Le lac Constance a plus de 200 mètres de profondeur, mais les chercheurs savent assez bien à quoi s’attendre à la base du lac: des moules de quagga massives. Depuis 2016, l’art invasif a peuplé les eaux internes à un rythme tel que les pays voisins voient désormais un besoin urgent d’action.
Selon des experts, les moules d’environ quatre centimètres de long ont été apportées de la région de la mer Noire par des bateaux il y a une dizaine d’années. Depuis lors, selon le centre de recherche sur la pêche au Baden-Würtemberg, ils se sont répandus rapidement. Selon les estimations, environ 4 000 moules sont réglées par mètre carré – cela apporte d’énormes problèmes.
D’une part, selon le centre de recherche, les moules rendent le lac moins nutritionnel, ce qui frappe la chaîne alimentaire sur le poisson. D’un autre côté, les tuyaux et les tuyaux d’eau, étroitement assis près des moules étroitement assises, ont été obstruées par des millions de personnes avec de l’eau potable.
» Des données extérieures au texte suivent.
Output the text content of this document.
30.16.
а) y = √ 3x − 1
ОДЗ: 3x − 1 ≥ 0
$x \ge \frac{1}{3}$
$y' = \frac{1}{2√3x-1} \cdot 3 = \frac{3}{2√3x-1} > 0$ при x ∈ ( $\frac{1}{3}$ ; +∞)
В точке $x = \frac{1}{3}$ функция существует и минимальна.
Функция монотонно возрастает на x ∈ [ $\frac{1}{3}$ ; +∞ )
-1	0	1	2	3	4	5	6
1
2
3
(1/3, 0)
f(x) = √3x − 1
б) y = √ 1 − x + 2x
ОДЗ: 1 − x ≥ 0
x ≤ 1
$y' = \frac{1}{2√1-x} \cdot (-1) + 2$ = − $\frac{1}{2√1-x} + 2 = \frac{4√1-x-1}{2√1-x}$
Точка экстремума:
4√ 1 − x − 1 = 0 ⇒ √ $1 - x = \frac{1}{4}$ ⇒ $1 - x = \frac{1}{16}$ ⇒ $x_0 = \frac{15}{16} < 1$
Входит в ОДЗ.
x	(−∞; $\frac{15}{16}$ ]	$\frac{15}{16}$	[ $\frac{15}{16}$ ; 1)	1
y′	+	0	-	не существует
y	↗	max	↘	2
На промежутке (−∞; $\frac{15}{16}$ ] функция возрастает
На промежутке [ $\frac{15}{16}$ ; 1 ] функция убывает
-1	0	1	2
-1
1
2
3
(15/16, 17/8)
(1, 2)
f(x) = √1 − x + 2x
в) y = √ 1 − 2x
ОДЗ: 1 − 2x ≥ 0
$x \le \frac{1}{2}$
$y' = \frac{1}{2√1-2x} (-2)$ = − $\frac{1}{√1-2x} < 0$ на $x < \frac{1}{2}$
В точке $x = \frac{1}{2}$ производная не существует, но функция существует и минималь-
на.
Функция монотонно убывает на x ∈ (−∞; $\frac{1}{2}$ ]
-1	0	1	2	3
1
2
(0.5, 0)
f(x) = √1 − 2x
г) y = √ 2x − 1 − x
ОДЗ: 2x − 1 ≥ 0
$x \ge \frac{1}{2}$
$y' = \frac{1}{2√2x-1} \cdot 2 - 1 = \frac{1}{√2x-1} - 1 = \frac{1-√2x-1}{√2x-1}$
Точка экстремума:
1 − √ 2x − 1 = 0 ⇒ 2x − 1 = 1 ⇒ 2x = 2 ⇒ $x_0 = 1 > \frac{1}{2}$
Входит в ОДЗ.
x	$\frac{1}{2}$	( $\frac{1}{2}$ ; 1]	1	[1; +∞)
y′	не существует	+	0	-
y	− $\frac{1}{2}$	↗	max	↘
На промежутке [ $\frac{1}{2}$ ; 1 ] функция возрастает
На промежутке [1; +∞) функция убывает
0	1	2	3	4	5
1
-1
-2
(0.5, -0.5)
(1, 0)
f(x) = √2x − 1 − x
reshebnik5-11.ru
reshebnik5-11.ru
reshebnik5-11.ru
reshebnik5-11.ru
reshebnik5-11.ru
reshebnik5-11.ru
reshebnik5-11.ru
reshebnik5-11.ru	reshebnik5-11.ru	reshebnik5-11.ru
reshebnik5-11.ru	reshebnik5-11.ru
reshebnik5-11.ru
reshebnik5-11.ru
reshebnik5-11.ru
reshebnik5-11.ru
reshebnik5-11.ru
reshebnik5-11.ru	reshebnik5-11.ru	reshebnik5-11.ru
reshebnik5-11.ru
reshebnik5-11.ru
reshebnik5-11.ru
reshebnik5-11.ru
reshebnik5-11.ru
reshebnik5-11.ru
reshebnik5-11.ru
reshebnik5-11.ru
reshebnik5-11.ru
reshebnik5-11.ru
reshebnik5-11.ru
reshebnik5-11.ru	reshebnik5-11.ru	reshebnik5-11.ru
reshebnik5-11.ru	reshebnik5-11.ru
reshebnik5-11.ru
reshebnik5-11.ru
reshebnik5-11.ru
Les ancres et les navires sont également affectés et doivent toujours être nettoyés. Les moules pointues qui sont rincées sur les plages ne sont pas inoffensives pour les touristes et autres baigneurs sur le lac.
Nouvelle étude
Les scientifiques devraient maintenant découvrir quelles opportunités il y a pour arrêter la moule quagga. À cette fin, la Conférence internationale du lac Constance (IBK), sous la présidence de Bade-Würtemberg, a commandé une nouvelle étude. « Par exemple, ils devraient examiner quels prédateurs de la coquille de quagga pourraient nous aider et ce que vous pouvez faire pour renforcer ces espèces de poissons », a déclaré le président de l’IBK, Florian Hassler.
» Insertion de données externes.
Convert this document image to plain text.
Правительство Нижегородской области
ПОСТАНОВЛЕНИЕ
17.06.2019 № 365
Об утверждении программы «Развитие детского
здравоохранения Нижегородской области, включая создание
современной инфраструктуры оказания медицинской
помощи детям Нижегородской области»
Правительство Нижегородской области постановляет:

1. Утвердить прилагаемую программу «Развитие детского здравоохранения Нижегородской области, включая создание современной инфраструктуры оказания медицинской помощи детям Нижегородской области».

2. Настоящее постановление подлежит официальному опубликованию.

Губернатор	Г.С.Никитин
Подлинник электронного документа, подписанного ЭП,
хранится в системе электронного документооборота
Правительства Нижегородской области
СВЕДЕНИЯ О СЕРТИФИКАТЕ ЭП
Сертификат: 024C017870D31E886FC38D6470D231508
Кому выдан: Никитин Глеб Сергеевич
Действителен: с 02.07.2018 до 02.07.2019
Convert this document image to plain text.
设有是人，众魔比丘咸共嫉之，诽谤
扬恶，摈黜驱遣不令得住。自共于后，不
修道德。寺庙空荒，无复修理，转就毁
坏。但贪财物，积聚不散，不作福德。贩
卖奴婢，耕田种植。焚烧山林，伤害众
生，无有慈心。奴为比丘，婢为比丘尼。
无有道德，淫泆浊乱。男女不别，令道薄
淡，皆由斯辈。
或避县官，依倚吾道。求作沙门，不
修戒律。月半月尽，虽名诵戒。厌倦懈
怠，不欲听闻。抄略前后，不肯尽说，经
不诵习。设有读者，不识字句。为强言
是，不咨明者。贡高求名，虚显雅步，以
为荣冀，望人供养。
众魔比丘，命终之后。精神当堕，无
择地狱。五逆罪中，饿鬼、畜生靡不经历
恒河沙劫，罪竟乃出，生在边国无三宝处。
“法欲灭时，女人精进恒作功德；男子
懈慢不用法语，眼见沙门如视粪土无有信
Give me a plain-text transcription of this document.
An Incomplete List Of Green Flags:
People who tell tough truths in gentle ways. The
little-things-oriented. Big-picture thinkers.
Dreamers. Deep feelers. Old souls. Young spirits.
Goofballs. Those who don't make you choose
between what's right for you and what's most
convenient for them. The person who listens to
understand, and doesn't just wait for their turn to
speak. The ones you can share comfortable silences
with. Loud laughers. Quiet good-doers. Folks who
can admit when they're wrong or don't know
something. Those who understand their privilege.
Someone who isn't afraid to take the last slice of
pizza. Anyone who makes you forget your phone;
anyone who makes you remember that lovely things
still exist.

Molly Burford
Une autre propagation massive ne pouvait être empêchée que de manière naturelle. Avec des produits chimiques, les moules ne peuvent pas être combates, ce qui est beaucoup trop dangereux pour le lac. Jusqu’à présent, il n’y a eu aucun moyen prometteur contre ces moules dans le monde. « C’est pourquoi ce serait le meilleur moyen de réguler la réglementation naturelle. »
Le poisson doit manger les moules
L’espoir pour la coquille de quagga est le poisson en forme de carpe et surtout le gardon. Selon le centre de recherche sur la pêche, ceux-ci peuvent casser les moules avec la gorge, cracher les fragments de coquille et manger l’intérieur. Pour ce faire, nager jusqu’au fond, prendre la coquille, craquer et manger.
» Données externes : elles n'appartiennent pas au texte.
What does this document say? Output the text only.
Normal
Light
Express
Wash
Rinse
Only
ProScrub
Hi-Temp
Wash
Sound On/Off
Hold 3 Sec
« Il y a actuellement trop peu de poissons mangeurs de coquilles dans le lac », a déclaré le chef du centre de recherche sur les pêcheurs à Langenargen, Alexander Brinker. Même si la table est richement couverte.
Pourquoi la densité de poissons requise est manquante malgré les offres de la coquille et comment la promouvoir fait partie de l’enquête prévue, qui, selon l’IBK, est de fuir cela d’ici 2028. Jusqu’à présent, on ne peut que spéculer, Brinker continue. Malheureusement, les espèces de poissons sont également au menu d’un chasseur de poissons redouté: le cormorant.